Anybody could get worked up . . . it's peacefulness that is hard to come by on purpose.

from Range of Motion by Elizabeth Berg
I say things like that sometimes, and then immediately feel as though some bottom has dropped out, as though I'm driving along and the road suddenly disappears and I am sitting there, suspended in black space, my hands fiercely clenching the steering wheel as though I still had some control. (that was all ONE sentence!)

from Drowning Ruth by Christina Schwarz
You have to be careful of your feelings. It's a mistake to let them go just because they're summoned.

I felt as though my insides, which had been twisted tight, like the elastic attached to the propeller of a balsa glider, had suddenly been released and were spinning free.

from Attitudes of Gratitude by M.J. Ryan
Cultivating an attitude of gratitude is the key to living in a spirit of joyful expectation.

from The Bird Artist by Howard Norman (The setting for this book was Newfoundland and, having lived there for 3 years, it intrigued me.)
Ours is usually a house where visitors don't come all the way inside. (I just thought that was funny!)

I prefer to be a widower of Ethel than a husband to anyone else, even in my imagination. (Ohhh, how sweet is that?! I try to convince my husband that's how he should think if I go first.
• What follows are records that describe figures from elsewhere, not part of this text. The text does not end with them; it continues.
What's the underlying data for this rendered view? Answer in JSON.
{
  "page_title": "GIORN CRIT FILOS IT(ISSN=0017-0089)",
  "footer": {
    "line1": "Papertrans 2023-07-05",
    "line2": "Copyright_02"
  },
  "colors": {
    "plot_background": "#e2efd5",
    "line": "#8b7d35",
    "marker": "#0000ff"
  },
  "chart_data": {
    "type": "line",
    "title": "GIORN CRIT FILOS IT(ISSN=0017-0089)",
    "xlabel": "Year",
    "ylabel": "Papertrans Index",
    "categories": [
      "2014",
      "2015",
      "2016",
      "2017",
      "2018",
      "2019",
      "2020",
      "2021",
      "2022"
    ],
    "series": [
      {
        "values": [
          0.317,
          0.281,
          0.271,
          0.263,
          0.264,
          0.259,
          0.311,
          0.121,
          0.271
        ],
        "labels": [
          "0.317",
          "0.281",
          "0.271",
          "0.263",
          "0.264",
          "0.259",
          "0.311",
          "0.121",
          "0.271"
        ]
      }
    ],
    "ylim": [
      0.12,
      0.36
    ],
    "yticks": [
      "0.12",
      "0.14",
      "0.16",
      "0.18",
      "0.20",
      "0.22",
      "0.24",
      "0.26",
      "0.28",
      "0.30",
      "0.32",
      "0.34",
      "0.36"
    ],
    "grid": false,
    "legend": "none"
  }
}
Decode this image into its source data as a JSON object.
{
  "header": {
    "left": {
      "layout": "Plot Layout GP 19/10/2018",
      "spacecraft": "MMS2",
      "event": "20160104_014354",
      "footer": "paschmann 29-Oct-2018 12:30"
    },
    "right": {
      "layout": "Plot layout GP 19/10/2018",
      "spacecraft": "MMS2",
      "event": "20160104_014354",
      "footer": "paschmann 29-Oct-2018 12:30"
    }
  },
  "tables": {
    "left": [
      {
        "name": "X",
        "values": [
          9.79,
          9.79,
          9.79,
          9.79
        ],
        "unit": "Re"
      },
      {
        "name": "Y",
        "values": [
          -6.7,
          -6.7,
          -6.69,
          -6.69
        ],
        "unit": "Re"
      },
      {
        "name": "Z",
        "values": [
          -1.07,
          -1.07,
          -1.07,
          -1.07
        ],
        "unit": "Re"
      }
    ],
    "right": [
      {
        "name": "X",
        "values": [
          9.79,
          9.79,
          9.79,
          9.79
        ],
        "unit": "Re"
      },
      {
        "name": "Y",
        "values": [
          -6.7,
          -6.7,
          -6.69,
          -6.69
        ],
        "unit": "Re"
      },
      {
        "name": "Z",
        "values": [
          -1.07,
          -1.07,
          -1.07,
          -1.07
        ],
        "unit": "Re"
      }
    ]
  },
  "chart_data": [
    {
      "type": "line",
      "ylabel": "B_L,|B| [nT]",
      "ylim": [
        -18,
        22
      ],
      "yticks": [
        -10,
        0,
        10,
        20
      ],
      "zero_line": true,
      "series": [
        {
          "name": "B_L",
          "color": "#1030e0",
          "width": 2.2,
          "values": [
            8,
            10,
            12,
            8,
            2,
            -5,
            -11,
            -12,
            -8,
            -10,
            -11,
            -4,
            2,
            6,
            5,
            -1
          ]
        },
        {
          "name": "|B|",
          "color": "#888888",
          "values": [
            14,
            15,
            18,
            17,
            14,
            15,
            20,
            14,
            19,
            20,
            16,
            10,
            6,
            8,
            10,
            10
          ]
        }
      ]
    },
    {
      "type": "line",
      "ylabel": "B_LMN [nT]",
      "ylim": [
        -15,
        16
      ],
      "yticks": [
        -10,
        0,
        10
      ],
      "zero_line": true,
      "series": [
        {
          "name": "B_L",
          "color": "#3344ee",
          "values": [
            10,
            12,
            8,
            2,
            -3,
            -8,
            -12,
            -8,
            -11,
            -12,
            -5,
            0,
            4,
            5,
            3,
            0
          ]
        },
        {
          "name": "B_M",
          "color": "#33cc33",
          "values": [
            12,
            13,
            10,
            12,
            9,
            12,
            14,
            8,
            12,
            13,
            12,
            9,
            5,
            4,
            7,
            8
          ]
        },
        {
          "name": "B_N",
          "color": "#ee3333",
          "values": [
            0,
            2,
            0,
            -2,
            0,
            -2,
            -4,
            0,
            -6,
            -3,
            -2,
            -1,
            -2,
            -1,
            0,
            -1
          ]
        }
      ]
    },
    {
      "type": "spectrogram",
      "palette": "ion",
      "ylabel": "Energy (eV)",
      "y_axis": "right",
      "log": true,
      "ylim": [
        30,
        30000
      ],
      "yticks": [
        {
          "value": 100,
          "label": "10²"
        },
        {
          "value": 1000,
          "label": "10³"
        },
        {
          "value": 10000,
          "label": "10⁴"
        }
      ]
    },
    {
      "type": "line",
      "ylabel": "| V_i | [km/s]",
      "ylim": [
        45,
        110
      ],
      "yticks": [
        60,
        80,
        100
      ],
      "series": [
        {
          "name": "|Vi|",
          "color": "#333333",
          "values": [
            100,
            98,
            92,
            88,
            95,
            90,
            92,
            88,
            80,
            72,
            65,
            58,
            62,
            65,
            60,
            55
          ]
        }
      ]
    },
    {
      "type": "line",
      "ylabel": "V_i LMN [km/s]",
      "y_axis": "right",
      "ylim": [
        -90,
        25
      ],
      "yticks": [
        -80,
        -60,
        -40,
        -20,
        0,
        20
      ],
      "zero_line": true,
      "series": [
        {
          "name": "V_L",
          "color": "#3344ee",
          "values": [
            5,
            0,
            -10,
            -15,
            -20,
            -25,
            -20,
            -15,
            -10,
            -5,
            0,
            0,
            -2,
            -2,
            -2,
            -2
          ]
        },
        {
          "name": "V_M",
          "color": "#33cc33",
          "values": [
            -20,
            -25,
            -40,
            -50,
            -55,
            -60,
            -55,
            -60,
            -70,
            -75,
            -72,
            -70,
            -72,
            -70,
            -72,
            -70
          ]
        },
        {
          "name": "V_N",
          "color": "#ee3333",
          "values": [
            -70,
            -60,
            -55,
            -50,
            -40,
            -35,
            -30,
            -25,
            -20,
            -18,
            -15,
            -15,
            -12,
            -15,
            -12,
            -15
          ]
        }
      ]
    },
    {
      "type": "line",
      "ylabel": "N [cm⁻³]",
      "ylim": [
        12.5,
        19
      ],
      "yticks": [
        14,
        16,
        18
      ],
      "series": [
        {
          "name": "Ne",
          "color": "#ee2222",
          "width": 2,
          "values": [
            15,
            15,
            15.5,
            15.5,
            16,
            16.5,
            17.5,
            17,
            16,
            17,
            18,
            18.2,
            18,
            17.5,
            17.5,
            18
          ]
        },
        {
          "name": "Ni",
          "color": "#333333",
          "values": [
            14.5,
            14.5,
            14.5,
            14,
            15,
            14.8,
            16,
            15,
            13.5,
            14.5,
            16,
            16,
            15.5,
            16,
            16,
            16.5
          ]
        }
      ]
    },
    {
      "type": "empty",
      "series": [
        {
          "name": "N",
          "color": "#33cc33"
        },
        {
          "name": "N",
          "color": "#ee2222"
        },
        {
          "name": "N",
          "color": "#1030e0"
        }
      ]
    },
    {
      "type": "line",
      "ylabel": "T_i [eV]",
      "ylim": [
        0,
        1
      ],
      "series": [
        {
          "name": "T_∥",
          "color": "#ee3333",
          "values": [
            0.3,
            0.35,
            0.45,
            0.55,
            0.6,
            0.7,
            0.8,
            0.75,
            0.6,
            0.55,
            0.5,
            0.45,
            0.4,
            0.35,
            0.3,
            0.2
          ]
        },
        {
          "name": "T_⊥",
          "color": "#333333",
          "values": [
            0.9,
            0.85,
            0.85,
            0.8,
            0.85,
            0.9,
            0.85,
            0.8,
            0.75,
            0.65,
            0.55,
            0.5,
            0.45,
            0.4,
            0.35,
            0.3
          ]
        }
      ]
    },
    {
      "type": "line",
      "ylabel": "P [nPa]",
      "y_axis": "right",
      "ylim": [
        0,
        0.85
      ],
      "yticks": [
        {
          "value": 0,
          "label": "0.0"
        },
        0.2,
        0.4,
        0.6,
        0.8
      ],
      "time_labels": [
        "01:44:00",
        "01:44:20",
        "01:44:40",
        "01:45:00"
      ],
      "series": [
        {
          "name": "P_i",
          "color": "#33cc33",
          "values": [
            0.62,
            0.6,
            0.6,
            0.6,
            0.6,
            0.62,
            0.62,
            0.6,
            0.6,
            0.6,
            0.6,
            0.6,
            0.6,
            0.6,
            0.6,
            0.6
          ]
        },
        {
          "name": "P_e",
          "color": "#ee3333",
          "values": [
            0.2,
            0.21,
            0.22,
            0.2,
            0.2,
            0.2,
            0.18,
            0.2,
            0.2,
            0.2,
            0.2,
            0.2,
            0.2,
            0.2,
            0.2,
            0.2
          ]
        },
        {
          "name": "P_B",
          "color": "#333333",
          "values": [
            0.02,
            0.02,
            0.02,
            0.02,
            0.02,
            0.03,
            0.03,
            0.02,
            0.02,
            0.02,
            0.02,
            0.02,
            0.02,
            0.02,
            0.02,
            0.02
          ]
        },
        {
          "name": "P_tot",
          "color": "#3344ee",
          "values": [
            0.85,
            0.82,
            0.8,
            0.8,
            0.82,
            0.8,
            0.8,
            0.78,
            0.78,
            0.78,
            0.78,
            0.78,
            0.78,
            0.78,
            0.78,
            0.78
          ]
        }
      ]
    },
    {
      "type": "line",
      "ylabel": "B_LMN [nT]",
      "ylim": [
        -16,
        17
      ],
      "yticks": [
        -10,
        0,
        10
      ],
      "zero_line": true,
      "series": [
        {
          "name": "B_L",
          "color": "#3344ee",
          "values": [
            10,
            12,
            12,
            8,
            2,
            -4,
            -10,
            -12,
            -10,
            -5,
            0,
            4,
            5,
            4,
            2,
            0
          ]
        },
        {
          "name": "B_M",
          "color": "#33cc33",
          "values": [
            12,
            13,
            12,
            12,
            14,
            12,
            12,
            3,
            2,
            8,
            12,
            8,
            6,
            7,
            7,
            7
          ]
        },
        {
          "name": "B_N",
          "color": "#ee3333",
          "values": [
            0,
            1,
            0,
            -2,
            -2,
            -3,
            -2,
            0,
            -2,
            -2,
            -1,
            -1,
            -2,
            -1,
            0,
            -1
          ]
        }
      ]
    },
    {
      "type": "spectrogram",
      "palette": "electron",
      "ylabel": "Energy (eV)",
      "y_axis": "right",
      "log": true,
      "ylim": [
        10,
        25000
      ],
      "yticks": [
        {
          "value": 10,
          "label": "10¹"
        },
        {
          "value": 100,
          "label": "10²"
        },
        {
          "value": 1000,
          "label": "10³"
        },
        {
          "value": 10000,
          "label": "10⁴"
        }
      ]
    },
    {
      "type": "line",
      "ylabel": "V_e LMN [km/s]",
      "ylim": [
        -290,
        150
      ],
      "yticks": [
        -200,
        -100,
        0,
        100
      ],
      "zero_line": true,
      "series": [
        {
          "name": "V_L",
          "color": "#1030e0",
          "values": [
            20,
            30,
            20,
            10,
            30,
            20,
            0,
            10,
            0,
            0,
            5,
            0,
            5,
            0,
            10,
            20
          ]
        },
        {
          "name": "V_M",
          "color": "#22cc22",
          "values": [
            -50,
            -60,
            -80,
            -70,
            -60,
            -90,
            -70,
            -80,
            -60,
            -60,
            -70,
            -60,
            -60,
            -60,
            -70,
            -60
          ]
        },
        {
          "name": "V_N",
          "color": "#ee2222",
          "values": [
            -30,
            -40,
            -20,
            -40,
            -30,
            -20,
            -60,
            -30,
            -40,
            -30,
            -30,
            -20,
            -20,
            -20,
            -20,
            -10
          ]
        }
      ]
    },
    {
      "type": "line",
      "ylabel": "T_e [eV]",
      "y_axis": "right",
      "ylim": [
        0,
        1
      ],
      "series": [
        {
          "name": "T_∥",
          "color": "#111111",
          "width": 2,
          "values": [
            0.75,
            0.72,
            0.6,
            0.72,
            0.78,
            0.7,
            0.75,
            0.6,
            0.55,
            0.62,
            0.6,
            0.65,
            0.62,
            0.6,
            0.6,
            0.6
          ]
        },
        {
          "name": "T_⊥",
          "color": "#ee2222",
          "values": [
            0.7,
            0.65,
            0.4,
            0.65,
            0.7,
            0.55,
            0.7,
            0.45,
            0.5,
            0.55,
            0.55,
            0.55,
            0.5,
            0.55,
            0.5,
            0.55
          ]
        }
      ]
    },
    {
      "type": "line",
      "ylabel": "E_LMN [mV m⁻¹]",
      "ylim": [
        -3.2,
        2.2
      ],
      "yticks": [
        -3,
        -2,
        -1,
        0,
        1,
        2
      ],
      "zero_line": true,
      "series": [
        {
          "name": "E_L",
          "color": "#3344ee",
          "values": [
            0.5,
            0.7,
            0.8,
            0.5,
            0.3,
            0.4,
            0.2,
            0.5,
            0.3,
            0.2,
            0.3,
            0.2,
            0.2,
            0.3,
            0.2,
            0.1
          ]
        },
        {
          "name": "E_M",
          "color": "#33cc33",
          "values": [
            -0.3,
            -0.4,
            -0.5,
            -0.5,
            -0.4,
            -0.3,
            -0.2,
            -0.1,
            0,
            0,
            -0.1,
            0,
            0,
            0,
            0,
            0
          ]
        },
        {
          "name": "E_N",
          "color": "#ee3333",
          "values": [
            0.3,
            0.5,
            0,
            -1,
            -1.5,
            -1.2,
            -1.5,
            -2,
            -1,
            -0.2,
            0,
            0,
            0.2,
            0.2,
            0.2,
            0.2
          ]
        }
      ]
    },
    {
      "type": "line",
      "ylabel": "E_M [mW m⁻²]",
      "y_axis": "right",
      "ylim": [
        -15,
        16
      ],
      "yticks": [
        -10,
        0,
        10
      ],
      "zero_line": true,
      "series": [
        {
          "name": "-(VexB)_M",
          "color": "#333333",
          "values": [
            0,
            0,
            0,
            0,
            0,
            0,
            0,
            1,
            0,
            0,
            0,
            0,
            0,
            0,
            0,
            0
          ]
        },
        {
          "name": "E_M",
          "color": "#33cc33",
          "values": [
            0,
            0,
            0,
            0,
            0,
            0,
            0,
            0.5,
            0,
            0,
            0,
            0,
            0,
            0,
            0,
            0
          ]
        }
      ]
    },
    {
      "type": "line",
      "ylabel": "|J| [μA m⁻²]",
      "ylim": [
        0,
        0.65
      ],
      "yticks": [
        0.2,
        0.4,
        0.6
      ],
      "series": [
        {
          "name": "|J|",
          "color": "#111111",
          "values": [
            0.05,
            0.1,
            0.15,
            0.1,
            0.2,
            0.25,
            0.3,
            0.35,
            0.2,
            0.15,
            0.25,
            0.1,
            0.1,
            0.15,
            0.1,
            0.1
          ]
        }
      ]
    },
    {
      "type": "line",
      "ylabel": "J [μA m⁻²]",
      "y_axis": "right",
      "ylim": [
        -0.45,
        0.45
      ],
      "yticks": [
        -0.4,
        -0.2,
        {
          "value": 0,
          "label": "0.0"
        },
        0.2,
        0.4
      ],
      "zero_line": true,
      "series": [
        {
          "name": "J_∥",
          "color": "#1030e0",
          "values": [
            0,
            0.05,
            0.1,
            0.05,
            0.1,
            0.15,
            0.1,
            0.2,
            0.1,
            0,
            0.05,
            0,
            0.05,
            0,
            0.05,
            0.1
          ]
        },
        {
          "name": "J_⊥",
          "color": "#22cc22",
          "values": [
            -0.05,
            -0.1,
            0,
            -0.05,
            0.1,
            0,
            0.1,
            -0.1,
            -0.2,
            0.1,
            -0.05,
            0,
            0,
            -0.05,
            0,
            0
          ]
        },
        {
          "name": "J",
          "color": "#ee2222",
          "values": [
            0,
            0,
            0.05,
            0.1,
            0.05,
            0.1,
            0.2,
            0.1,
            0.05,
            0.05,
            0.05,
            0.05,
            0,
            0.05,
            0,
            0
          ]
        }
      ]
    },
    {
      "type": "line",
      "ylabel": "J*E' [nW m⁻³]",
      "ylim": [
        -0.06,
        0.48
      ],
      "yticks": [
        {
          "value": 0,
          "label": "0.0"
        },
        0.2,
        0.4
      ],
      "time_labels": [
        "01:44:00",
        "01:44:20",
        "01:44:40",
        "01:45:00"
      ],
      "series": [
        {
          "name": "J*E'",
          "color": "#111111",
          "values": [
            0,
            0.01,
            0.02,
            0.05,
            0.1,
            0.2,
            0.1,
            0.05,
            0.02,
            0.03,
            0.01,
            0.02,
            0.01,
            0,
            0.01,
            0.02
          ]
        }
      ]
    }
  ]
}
He's probably already imagaining a cuter, more energetic, sweeter spirited wife! Notice I left sexier off the list!)

1 comment:

Anonymous said...

What a great idea. I wished I had kept a journal of books I'd read. Sometimes I get excited to start a new book and, a few pages in, realize I've already read it. That's not such a bad thing and I usually finish it. Very few books are not worth reading twice or more. Right now, by best method is to buy the book. But I've been looking at my book shelves lately and I'm sure there's some books there that I haven't read. . . but I'm not sure.